Aus dem Hause Liebig (die sich mittlerweile von Stein schrieben) in Niedernhausen brachte die Tochter Annemarie jedes Wochenende als “Buttermädchen” Butter, Handkäse und Eier nach Darmstadt. Während sie die Butter und den Handkäse in einer großen Buttermanne auf dem Kopf trug, hatte sie die Eier in einem Henkelkorb am Arm hängen. Den weiten Weg hin und zurück legte sie zu Fuß zurück und nahm nur selten die Postkutsche. In der Stadt besuchte sie auch die Eltern von Justus Liebig, den sie von Jugend auf kannte. Daheim erzählte sie eines Tages, dass sie erfahren habe, dass der Justus ein berühmter Mann geworden sei. Jahrelang hatte sie in nicht mehr gesehen, bis sie bei einem Besuch in seinem Elternhaus hörte, dass er an dem betreffenden Tag in Darmstadt zu Besuch sei. Er sei in der “Traube” mit vornehmen Herren bei einer Tagung. Annemarie hatte natürlich nicht so viel Zeit, um die Heimkehr des Vetters abzuwarten, wollte diesen aber wieder sehen. Sie ging daher ins Hotel Traube und bat den Pförtner, ihr den Freiherren von Liebig herauszurufen. Dieser machte jedoch Schwierigkeiten und wollte sie nicht vorlassen; doch Annemarie ließ sich nicht so leicht abweisen. Schließlich hatte sie Erfolg. Der Diener ging, und bald kam Justus heraus. Er begrüßte die Verwandte aus Niedernhausen herzlich, fasste sie am Arm und führte sie in das Konferenzzimmer. Dort stellte er sie den Herren vor mit den Worten “hier bringe ich Ihnen mein Bäschen aus dem Odenwald”. Sie musste sich neben ihn setzen und Anstoßen. Wieder zu Hause hat sie alles erzählt und gemeint, im typischen Dialekt: “De Justus woar sou frouh, wie är mich gesähe hott; er hott sich gornet mit meer gescheemt. Awer ich hab mich gescheemt vor denne feine Herrn, ich hatt erst noch die “Bottermanne” uffm Kopp, wie er mich in des Zimmer gefiehrt hott”.

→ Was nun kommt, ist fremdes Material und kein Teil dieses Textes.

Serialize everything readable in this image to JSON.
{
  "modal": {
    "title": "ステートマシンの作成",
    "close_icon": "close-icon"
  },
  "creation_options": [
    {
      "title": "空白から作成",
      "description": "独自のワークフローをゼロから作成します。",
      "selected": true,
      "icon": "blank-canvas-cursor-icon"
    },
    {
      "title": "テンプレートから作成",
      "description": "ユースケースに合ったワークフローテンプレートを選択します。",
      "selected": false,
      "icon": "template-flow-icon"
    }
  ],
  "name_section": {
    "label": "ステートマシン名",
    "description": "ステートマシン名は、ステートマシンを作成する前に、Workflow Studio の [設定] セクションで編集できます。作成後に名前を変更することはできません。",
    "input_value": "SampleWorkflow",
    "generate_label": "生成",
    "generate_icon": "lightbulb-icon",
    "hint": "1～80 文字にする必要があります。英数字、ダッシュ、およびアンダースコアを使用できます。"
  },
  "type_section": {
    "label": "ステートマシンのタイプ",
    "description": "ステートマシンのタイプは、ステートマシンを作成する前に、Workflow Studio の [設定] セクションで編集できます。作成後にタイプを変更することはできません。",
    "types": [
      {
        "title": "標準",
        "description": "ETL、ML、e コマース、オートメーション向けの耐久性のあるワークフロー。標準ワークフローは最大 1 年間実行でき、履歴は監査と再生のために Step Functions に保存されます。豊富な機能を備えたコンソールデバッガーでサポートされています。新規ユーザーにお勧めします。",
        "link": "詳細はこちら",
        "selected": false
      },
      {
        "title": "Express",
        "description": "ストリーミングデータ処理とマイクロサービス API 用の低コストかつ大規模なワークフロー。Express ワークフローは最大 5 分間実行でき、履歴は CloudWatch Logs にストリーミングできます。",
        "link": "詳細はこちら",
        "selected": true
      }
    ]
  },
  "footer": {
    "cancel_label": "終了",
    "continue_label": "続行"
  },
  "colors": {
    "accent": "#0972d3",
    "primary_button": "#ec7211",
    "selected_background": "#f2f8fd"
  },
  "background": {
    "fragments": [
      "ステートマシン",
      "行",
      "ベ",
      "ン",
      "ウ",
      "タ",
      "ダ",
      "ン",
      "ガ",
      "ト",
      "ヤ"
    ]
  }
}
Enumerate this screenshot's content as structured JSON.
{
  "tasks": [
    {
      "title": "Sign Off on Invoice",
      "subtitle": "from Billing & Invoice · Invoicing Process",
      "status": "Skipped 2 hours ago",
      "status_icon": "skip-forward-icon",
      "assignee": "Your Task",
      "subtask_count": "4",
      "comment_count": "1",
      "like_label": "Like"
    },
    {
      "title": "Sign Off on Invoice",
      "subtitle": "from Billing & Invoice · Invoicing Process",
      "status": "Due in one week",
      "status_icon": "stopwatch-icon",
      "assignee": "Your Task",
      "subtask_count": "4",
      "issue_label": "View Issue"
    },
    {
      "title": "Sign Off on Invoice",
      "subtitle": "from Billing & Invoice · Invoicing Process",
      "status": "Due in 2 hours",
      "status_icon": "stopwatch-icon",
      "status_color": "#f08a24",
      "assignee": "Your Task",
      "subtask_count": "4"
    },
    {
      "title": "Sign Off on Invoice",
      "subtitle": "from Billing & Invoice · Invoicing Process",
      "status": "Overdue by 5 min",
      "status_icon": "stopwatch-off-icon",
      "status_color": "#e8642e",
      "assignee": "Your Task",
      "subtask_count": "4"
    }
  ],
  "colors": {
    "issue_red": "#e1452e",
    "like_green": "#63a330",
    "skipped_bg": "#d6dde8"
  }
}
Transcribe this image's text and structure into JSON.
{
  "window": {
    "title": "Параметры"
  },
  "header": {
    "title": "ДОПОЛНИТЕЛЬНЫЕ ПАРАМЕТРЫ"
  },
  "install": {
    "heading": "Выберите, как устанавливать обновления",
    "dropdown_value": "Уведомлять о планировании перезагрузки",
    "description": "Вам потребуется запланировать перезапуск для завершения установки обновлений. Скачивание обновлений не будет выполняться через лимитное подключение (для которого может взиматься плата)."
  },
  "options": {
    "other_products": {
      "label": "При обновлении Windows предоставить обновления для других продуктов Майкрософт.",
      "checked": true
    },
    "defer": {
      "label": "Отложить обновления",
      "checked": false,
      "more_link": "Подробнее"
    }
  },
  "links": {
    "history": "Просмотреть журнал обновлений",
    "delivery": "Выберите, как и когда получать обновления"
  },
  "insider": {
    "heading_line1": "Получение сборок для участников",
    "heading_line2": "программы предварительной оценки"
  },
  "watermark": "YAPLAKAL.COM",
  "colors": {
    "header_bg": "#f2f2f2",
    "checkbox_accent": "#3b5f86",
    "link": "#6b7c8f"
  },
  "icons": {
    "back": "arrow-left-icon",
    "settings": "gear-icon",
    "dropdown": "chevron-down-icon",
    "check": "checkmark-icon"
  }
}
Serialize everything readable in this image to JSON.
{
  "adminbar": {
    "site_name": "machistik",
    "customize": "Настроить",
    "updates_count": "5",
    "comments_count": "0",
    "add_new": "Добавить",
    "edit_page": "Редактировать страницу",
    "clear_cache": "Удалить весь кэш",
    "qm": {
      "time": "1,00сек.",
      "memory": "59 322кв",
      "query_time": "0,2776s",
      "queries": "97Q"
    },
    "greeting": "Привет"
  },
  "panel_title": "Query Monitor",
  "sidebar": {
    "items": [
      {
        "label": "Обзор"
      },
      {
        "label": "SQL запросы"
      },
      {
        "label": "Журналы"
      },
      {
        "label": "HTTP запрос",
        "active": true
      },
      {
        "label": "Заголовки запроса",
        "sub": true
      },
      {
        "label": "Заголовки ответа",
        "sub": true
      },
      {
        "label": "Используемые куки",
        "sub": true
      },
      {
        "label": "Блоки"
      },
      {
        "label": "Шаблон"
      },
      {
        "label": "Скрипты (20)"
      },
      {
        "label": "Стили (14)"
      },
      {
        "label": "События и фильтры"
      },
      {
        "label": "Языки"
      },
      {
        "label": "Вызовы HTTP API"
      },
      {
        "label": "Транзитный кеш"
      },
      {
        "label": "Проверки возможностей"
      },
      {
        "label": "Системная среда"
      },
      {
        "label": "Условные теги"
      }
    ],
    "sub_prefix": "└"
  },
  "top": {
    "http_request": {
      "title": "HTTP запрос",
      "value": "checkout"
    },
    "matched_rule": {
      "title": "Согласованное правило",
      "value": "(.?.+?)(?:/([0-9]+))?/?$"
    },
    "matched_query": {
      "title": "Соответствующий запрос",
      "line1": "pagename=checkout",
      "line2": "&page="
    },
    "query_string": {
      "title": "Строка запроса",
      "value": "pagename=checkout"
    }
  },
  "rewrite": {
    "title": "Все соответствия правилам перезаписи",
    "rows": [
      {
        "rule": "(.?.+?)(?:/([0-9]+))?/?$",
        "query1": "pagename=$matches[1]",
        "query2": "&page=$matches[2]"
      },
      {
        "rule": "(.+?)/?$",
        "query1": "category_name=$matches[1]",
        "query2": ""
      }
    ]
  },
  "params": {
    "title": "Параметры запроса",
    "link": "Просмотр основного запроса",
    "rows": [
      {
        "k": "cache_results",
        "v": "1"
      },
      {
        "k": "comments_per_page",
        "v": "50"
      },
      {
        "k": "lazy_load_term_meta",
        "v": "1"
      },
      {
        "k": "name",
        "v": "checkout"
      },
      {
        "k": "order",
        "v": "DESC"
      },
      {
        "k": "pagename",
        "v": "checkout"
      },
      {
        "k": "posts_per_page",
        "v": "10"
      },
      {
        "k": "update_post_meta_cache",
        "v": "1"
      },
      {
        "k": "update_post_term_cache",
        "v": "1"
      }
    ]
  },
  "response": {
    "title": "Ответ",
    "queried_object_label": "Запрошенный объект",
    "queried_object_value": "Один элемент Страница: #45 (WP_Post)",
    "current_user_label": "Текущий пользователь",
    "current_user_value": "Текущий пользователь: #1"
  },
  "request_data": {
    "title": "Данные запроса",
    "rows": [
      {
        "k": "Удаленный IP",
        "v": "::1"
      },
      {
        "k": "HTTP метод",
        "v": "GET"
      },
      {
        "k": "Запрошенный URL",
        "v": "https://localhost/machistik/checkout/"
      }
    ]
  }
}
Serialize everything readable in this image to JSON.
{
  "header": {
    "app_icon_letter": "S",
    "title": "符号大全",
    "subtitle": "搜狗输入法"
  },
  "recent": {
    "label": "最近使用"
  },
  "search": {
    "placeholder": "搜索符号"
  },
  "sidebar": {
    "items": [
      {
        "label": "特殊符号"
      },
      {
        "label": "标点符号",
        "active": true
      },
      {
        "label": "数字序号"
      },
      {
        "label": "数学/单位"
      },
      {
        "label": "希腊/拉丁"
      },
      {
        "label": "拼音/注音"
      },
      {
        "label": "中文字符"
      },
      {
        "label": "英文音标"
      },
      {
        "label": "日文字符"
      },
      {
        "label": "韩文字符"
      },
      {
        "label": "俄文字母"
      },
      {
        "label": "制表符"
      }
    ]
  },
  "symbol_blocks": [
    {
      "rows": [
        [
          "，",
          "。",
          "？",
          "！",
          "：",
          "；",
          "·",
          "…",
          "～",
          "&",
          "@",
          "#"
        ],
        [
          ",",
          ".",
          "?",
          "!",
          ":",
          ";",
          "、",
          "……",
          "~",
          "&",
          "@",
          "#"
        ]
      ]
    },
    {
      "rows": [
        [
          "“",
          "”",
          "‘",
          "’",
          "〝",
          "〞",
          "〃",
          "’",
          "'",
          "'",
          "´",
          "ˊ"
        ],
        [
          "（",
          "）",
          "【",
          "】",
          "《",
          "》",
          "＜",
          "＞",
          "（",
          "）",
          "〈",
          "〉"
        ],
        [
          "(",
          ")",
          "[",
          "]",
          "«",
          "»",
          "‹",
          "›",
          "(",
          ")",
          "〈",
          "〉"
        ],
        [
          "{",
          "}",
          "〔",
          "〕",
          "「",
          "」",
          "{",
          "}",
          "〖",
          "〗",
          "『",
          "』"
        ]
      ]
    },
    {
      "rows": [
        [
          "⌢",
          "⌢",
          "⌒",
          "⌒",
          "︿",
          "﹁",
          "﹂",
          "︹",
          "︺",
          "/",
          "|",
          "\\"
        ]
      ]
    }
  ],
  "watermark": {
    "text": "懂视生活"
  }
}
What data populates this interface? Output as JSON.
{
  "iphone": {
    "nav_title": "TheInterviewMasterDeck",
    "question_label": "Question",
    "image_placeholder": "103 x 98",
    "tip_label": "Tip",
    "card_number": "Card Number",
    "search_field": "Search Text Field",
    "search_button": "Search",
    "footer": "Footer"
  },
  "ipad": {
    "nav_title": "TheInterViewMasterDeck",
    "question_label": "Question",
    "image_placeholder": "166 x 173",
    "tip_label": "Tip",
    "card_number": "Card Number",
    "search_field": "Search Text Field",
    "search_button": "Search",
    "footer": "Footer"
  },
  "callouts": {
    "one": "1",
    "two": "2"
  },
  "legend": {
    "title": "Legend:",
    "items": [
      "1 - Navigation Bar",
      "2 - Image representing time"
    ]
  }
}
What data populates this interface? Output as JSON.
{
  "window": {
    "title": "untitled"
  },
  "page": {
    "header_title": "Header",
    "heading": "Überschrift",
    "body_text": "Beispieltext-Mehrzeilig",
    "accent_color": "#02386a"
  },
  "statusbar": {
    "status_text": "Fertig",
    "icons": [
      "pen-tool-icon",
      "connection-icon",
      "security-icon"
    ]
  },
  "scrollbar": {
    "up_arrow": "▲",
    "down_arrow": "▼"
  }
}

Auf dieser Seite finden Sie die Abbildung des Hauses in dem die Familie des Ururgroßvaters von Justus Liebig in Niedernhausen einst gewohnt hat. Die Aufnahme entstand später.

Das Haus wurde in den 1970er Jahren abgerissen – Standort war zwischen der heutigen “Pizzeria” und der Bushaltestelle “Schnurrgasse” anstelle der jetzt dort befindlichen Reihenhäuser an der Hauptstraße von Niedernhausen.